Wake for Network Access is a recurring CIS Benchmark for macOS finding (Control 2.5.1 in the CIS macOS Sonoma and Ventura benchmarks) and shows up in NIST 800-53 SC-7 (Boundary Protection) audits when reviewers ask which services can bring an endpoint out of an unattended state. An attacker on the same broadcast domain can send a magic packet to wake a sleeping Mac, then attempt to log in, sniff resumed connections, or trigger any wake-driven service such as Remote Login (SSH), Screen Sharing, or Remote Management. The exposure widens on shared Wi-Fi (guest networks, conference centers, co-working spaces) where any client on the SSID can reach broadcast traffic.

The womp flag is one of the values that quietly comes back after a hardware change, a Migration Assistant restore, or a user toggling the Power options pane in System Settings. Running this Worklet on a weekly Mac policy catches the re-enabled state on the next evaluation, before it shows up in a CIS 2.5.1 audit or an opportunistic wake against a sleeping laptop.
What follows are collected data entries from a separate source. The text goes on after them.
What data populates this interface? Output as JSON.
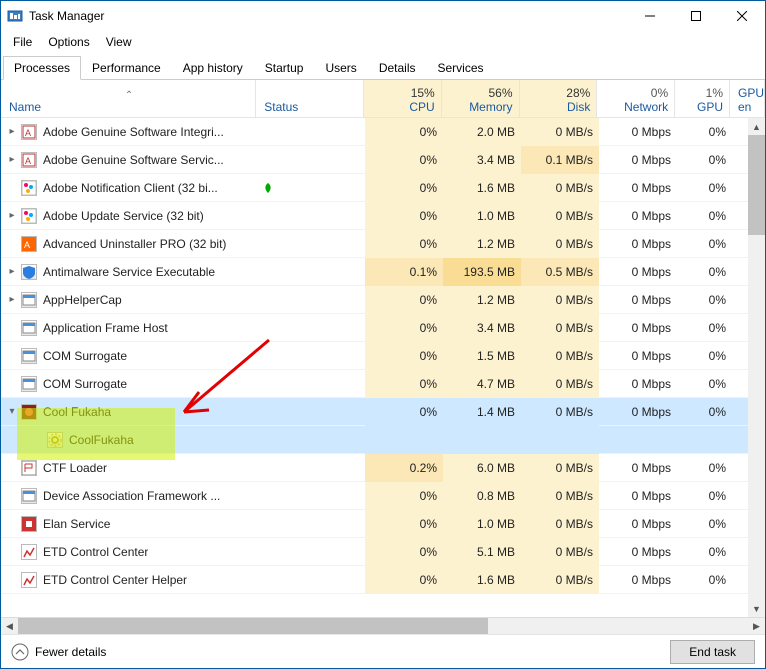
{
  "window": {
    "title": "Task Manager"
  },
  "menu": {
    "file": "File",
    "options": "Options",
    "view": "View"
  },
  "tabs": [
    "Processes",
    "Performance",
    "App history",
    "Startup",
    "Users",
    "Details",
    "Services"
  ],
  "activeTab": 0,
  "columns": {
    "name": "Name",
    "status": "Status",
    "cpu": {
      "pct": "15%",
      "label": "CPU"
    },
    "mem": {
      "pct": "56%",
      "label": "Memory"
    },
    "disk": {
      "pct": "28%",
      "label": "Disk"
    },
    "net": {
      "pct": "0%",
      "label": "Network"
    },
    "gpu": {
      "pct": "1%",
      "label": "GPU"
    },
    "gpue": "GPU en"
  },
  "footer": {
    "fewer": "Fewer details",
    "endTask": "End task"
  },
  "rows": [
    {
      "exp": ">",
      "name": "Adobe Genuine Software Integri...",
      "status": "",
      "cpu": "0%",
      "mem": "2.0 MB",
      "disk": "0 MB/s",
      "net": "0 Mbps",
      "gpu": "0%",
      "icon": "adobe"
    },
    {
      "exp": ">",
      "name": "Adobe Genuine Software Servic...",
      "status": "",
      "cpu": "0%",
      "mem": "3.4 MB",
      "disk": "0.1 MB/s",
      "net": "0 Mbps",
      "gpu": "0%",
      "icon": "adobe",
      "diskShade": 1
    },
    {
      "exp": "",
      "name": "Adobe Notification Client (32 bi...",
      "status": "leaf",
      "cpu": "0%",
      "mem": "1.6 MB",
      "disk": "0 MB/s",
      "net": "0 Mbps",
      "gpu": "0%",
      "icon": "adobe-cc"
    },
    {
      "exp": ">",
      "name": "Adobe Update Service (32 bit)",
      "status": "",
      "cpu": "0%",
      "mem": "1.0 MB",
      "disk": "0 MB/s",
      "net": "0 Mbps",
      "gpu": "0%",
      "icon": "adobe-cc"
    },
    {
      "exp": "",
      "name": "Advanced Uninstaller PRO (32 bit)",
      "status": "",
      "cpu": "0%",
      "mem": "1.2 MB",
      "disk": "0 MB/s",
      "net": "0 Mbps",
      "gpu": "0%",
      "icon": "au"
    },
    {
      "exp": ">",
      "name": "Antimalware Service Executable",
      "status": "",
      "cpu": "0.1%",
      "mem": "193.5 MB",
      "disk": "0.5 MB/s",
      "net": "0 Mbps",
      "gpu": "0%",
      "icon": "shield",
      "cpuShade": 1,
      "memShade": 2,
      "diskShade": 1
    },
    {
      "exp": ">",
      "name": "AppHelperCap",
      "status": "",
      "cpu": "0%",
      "mem": "1.2 MB",
      "disk": "0 MB/s",
      "net": "0 Mbps",
      "gpu": "0%",
      "icon": "app"
    },
    {
      "exp": "",
      "name": "Application Frame Host",
      "status": "",
      "cpu": "0%",
      "mem": "3.4 MB",
      "disk": "0 MB/s",
      "net": "0 Mbps",
      "gpu": "0%",
      "icon": "app"
    },
    {
      "exp": "",
      "name": "COM Surrogate",
      "status": "",
      "cpu": "0%",
      "mem": "1.5 MB",
      "disk": "0 MB/s",
      "net": "0 Mbps",
      "gpu": "0%",
      "icon": "app"
    },
    {
      "exp": "",
      "name": "COM Surrogate",
      "status": "",
      "cpu": "0%",
      "mem": "4.7 MB",
      "disk": "0 MB/s",
      "net": "0 Mbps",
      "gpu": "0%",
      "icon": "app"
    },
    {
      "exp": "v",
      "name": "Cool Fukaha",
      "status": "",
      "cpu": "0%",
      "mem": "1.4 MB",
      "disk": "0 MB/s",
      "net": "0 Mbps",
      "gpu": "0%",
      "icon": "cf",
      "selected": true
    },
    {
      "exp": "",
      "name": "CoolFukaha",
      "status": "",
      "cpu": "",
      "mem": "",
      "disk": "",
      "net": "",
      "gpu": "",
      "icon": "gear",
      "selected": true,
      "child": true
    },
    {
      "exp": "",
      "name": "CTF Loader",
      "status": "",
      "cpu": "0.2%",
      "mem": "6.0 MB",
      "disk": "0 MB/s",
      "net": "0 Mbps",
      "gpu": "0%",
      "icon": "ctf",
      "cpuShade": 1
    },
    {
      "exp": "",
      "name": "Device Association Framework ...",
      "status": "",
      "cpu": "0%",
      "mem": "0.8 MB",
      "disk": "0 MB/s",
      "net": "0 Mbps",
      "gpu": "0%",
      "icon": "app"
    },
    {
      "exp": "",
      "name": "Elan Service",
      "status": "",
      "cpu": "0%",
      "mem": "1.0 MB",
      "disk": "0 MB/s",
      "net": "0 Mbps",
      "gpu": "0%",
      "icon": "elan"
    },
    {
      "exp": "",
      "name": "ETD Control Center",
      "status": "",
      "cpu": "0%",
      "mem": "5.1 MB",
      "disk": "0 MB/s",
      "net": "0 Mbps",
      "gpu": "0%",
      "icon": "etd"
    },
    {
      "exp": "",
      "name": "ETD Control Center Helper",
      "status": "",
      "cpu": "0%",
      "mem": "1.6 MB",
      "disk": "0 MB/s",
      "net": "0 Mbps",
      "gpu": "0%",
      "icon": "etd"
    }
  ]
}
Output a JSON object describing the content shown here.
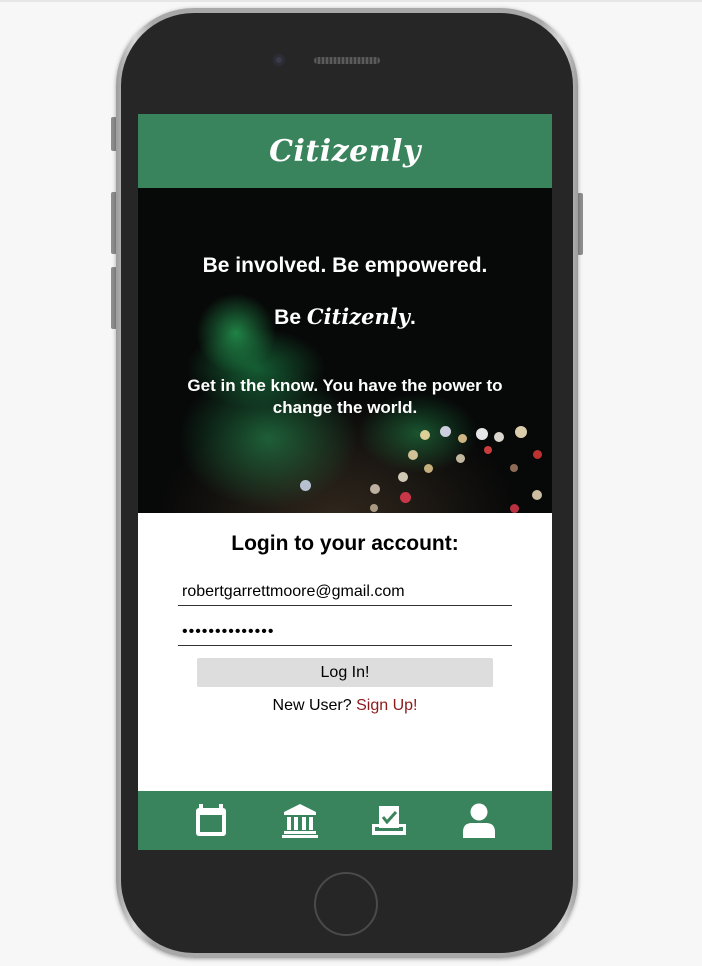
{
  "app": {
    "brand": "Citizenly",
    "colors": {
      "primary_green": "#3a845d",
      "link_red": "#8b1a1a",
      "button_gray": "#dddddd"
    }
  },
  "hero": {
    "headline": "Be involved. Be empowered.",
    "brand_prefix": "Be",
    "brand_name": "Citizenly",
    "brand_suffix": ".",
    "tagline": "Get in the know. You have the power to change the world."
  },
  "login": {
    "title": "Login to your account:",
    "email_value": "robertgarrettmoore@gmail.com",
    "password_value": "••••••••••••••",
    "button_label": "Log In!",
    "new_user_text": "New User?",
    "signup_link": "Sign Up!"
  },
  "tab_bar": {
    "items": [
      {
        "icon": "calendar-icon"
      },
      {
        "icon": "government-building-icon"
      },
      {
        "icon": "ballot-box-icon"
      },
      {
        "icon": "user-icon"
      }
    ]
  }
}
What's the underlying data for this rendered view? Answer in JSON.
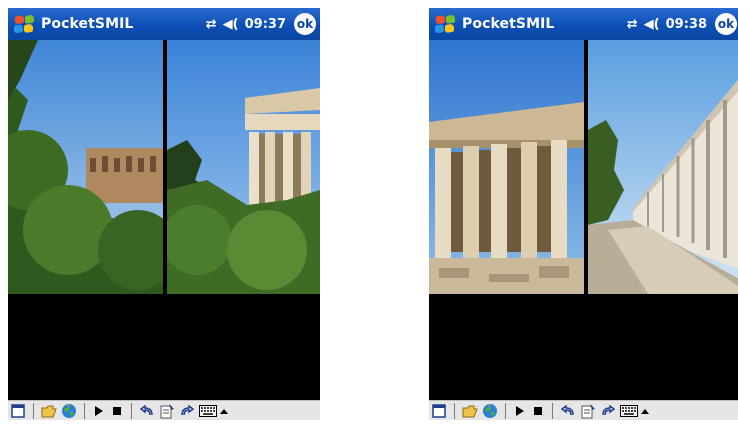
{
  "screens": [
    {
      "app_title": "PocketSMIL",
      "clock": "09:37",
      "ok_label": "ok",
      "signal_icon": "connectivity-icon",
      "volume_icon": "speaker-icon",
      "left_image": "odeon-ruins-with-trees",
      "right_image": "temple-of-hephaestus"
    },
    {
      "app_title": "PocketSMIL",
      "clock": "09:38",
      "ok_label": "ok",
      "signal_icon": "connectivity-icon",
      "volume_icon": "speaker-icon",
      "left_image": "parthenon",
      "right_image": "stoa-of-attalos"
    }
  ],
  "toolbar_icons": [
    "window-icon",
    "open-folder-icon",
    "globe-icon",
    "play-icon",
    "stop-icon",
    "undo-icon",
    "properties-icon",
    "redo-icon",
    "keyboard-icon",
    "scroll-up-icon"
  ],
  "colors": {
    "titlebar": "#0c4fb4",
    "toolbar": "#e6e6e6",
    "content_bg": "#000000"
  }
}
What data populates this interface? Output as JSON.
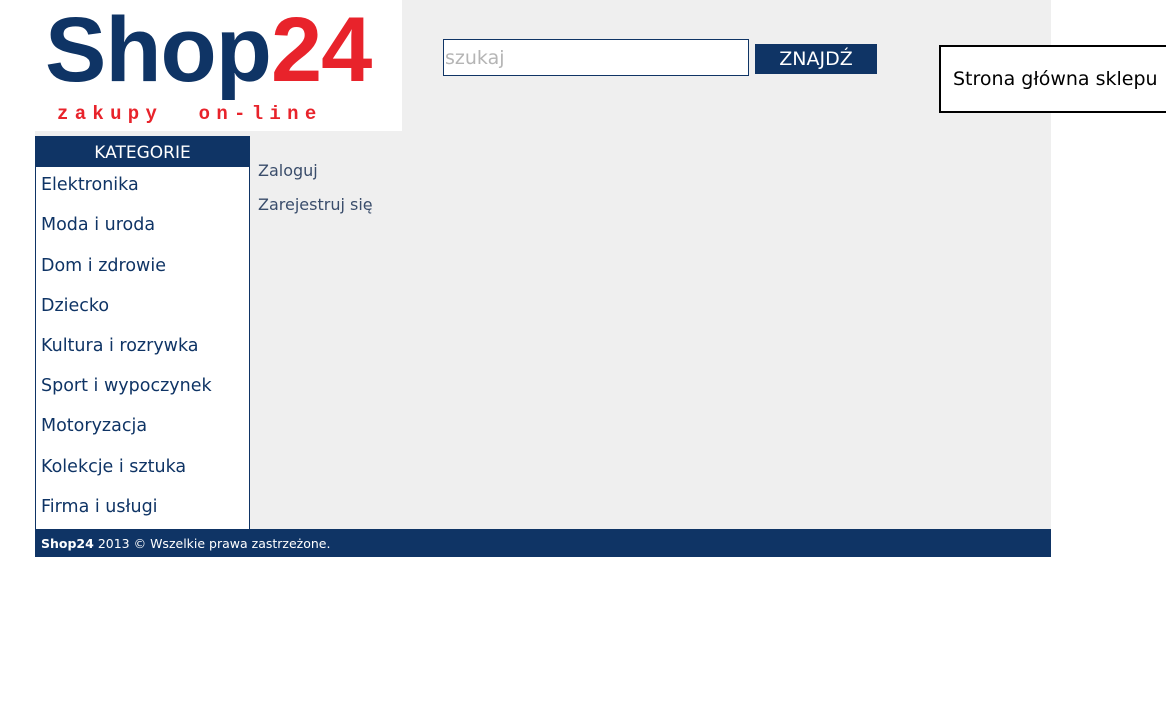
{
  "logo": {
    "name_part1": "Shop",
    "name_part2": "24",
    "tagline": "zakupy  on-line",
    "color_primary": "#0f3465",
    "color_accent": "#e8232b"
  },
  "search": {
    "placeholder": "szukaj",
    "value": "",
    "button_label": "ZNAJDŹ"
  },
  "annotation": {
    "text": "Strona główna sklepu"
  },
  "sidebar": {
    "header": "KATEGORIE",
    "items": [
      {
        "label": "Elektronika"
      },
      {
        "label": "Moda i uroda"
      },
      {
        "label": "Dom i zdrowie"
      },
      {
        "label": "Dziecko"
      },
      {
        "label": "Kultura i rozrywka"
      },
      {
        "label": "Sport i wypoczynek"
      },
      {
        "label": "Motoryzacja"
      },
      {
        "label": "Kolekcje i sztuka"
      },
      {
        "label": "Firma i usługi"
      }
    ]
  },
  "account": {
    "login_label": "Zaloguj",
    "register_label": "Zarejestruj się"
  },
  "footer": {
    "brand": "Shop24",
    "text": " 2013 © Wszelkie prawa zastrzeżone."
  },
  "colors": {
    "navy": "#0f3465",
    "red": "#e8232b",
    "panel_grey": "#efefef"
  }
}
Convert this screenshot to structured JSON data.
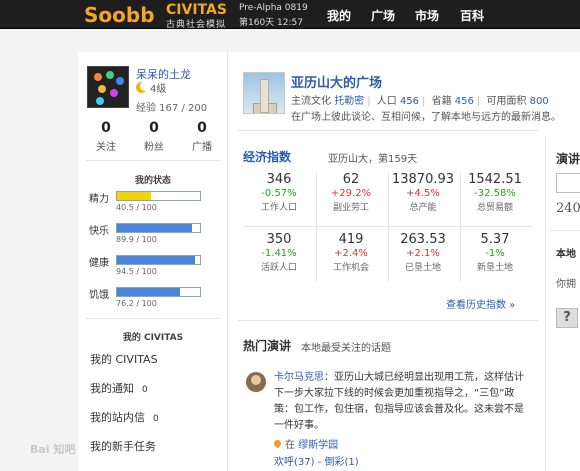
{
  "topbar": {
    "logo": "Soobb",
    "brand": "CIVITAS",
    "brand_sub": "古典社会模拟",
    "version": "Pre-Alpha 0819",
    "day_time": "第160天 12:57",
    "nav": [
      "我的",
      "广场",
      "市场",
      "百科"
    ]
  },
  "profile": {
    "name": "呆呆的土龙",
    "level": "4级",
    "exp": "经验 167 / 200",
    "stats": [
      {
        "value": "0",
        "label": "关注"
      },
      {
        "value": "0",
        "label": "粉丝"
      },
      {
        "value": "0",
        "label": "广播"
      }
    ]
  },
  "status": {
    "title": "我的状态",
    "bars": [
      {
        "label": "精力",
        "text": "40.5 / 100",
        "fraction": 0.405,
        "color": "#f2d20a"
      },
      {
        "label": "快乐",
        "text": "89.9 / 100",
        "fraction": 0.899,
        "color": "#4a86d8"
      },
      {
        "label": "健康",
        "text": "94.5 / 100",
        "fraction": 0.945,
        "color": "#4a86d8"
      },
      {
        "label": "饥饿",
        "text": "76.2 / 100",
        "fraction": 0.762,
        "color": "#4a86d8"
      }
    ]
  },
  "my_civitas": {
    "title": "我的 CIVITAS",
    "items": [
      {
        "label": "我的 CIVITAS",
        "count": ""
      },
      {
        "label": "我的通知",
        "count": "0"
      },
      {
        "label": "我的站内信",
        "count": "0"
      },
      {
        "label": "我的新手任务",
        "count": ""
      }
    ]
  },
  "plaza": {
    "title": "亚历山大的广场",
    "culture_label": "主流文化",
    "culture": "托勒密",
    "population_label": "人口",
    "population": "456",
    "province_label": "省籍",
    "province": "456",
    "area_label": "可用面积",
    "area": "800",
    "description": "在广场上彼此谈论、互相问候，了解本地与远方的最新消息。"
  },
  "economy": {
    "title": "经济指数",
    "subtitle": "亚历山大，第159天",
    "cells": [
      {
        "value": "346",
        "change": "-0.57%",
        "dir": "down",
        "label": "工作人口"
      },
      {
        "value": "62",
        "change": "+29.2%",
        "dir": "up",
        "label": "副业劳工"
      },
      {
        "value": "13870.93",
        "change": "+4.5%",
        "dir": "up",
        "label": "总产能"
      },
      {
        "value": "1542.51",
        "change": "-32.58%",
        "dir": "down",
        "label": "总贸易额"
      },
      {
        "value": "350",
        "change": "-1.41%",
        "dir": "down",
        "label": "活跃人口"
      },
      {
        "value": "419",
        "change": "+2.4%",
        "dir": "up",
        "label": "工作机会"
      },
      {
        "value": "263.53",
        "change": "+2.1%",
        "dir": "up",
        "label": "已垦土地"
      },
      {
        "value": "5.37",
        "change": "-1%",
        "dir": "down",
        "label": "新垦土地"
      }
    ],
    "history_link": "查看历史指数 »"
  },
  "hot": {
    "title": "热门演讲",
    "subtitle": "本地最受关注的话题",
    "speaker": "卡尔马克思",
    "speech": "：亚历山大城已经明显出现用工荒，这样估计下一步大家拉下线的时候会更加重视指导之，“三包”政策：包工作，包住宿，包指导应该会普及化。这未尝不是一件好事。",
    "location_prefix": "在",
    "location": "缪斯学园",
    "cheer": "欢呼(37)",
    "boo": "倒彩(1)"
  },
  "right": {
    "title": "演讲",
    "number": "240",
    "heading": "本地",
    "text": "你拥",
    "help": "?"
  },
  "watermark": "Bai 知吧"
}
How Wake for Network Access disabling works

  1. Evaluation phase: The evaluation script runs pmset -g and parses the line beginning with womp using grep and awk to extract the numeric value. If the value is 1, the script echoes "Wake for network access enabled. Moving to remediation..." and exits with code 1, which Automox interprets as non-compliant. If the value is 0 or absent (older Macs without a wake-capable adapter), the script echoes the disabled state and exits 0 with no remediation queued.

  2. Remediation phase: The remediation script repeats the pmset -g check, and when womp is still 1 it runs pmset -a womp 0. The -a flag writes the setting to the AC, battery, and UPS profiles in a single call, so the endpoint cannot fall back to a wake-enabled profile after a power-source change. The script then exits with the pmset return code, and the next policy evaluation confirms the new state.

Wake for Network Access enforcement requirements

  • macOS 10.13 (High Sierra) or later (pmset womp is consistent across this version range and every newer release through Sonoma and Sequoia)

  • Root privileges for the Automox agent (the default agent context already meets this; pmset -a requires sudo when run interactively)

  • Access to /usr/bin/pmset, which ships with the macOS base install and is not removed by hardening profiles

  • No MDM configuration profile that pins com.apple.MCX.PowerManagement with Wake on LAN set to true; an MDM-pinned value re-applies on every check-in and overrides the Worklet

  • FixNow compatible: schedule on a recurring policy for continuous enforcement, or invoke from FixNow to clear a specific endpoint immediately

Expected pmset state after remediation

After remediation, pmset -g returns womp 0 on the endpoint, and the System Settings > Battery > Options pane (or Energy Saver on older macOS releases) shows "Wake for network access" unchecked. A magic packet sent to the Mac's MAC address from another host on the LAN no longer wakes the system; the endpoint stays in its current power state (sleep, hibernate, or off) until a local user, a scheduled wake event, or a USB peripheral wakes it.

Validate the change by running pmset -g | grep womp on the endpoint; the output should be a single line reading womp 0. For audit evidence, capture the full pmset -g output with the policy run identifier and store it alongside the Automox activity log entry. The Worklet's evaluation phase will report the endpoint as compliant on every subsequent run, and only flips back to non-compliant if an administrator (or a configuration profile) re-enables womp.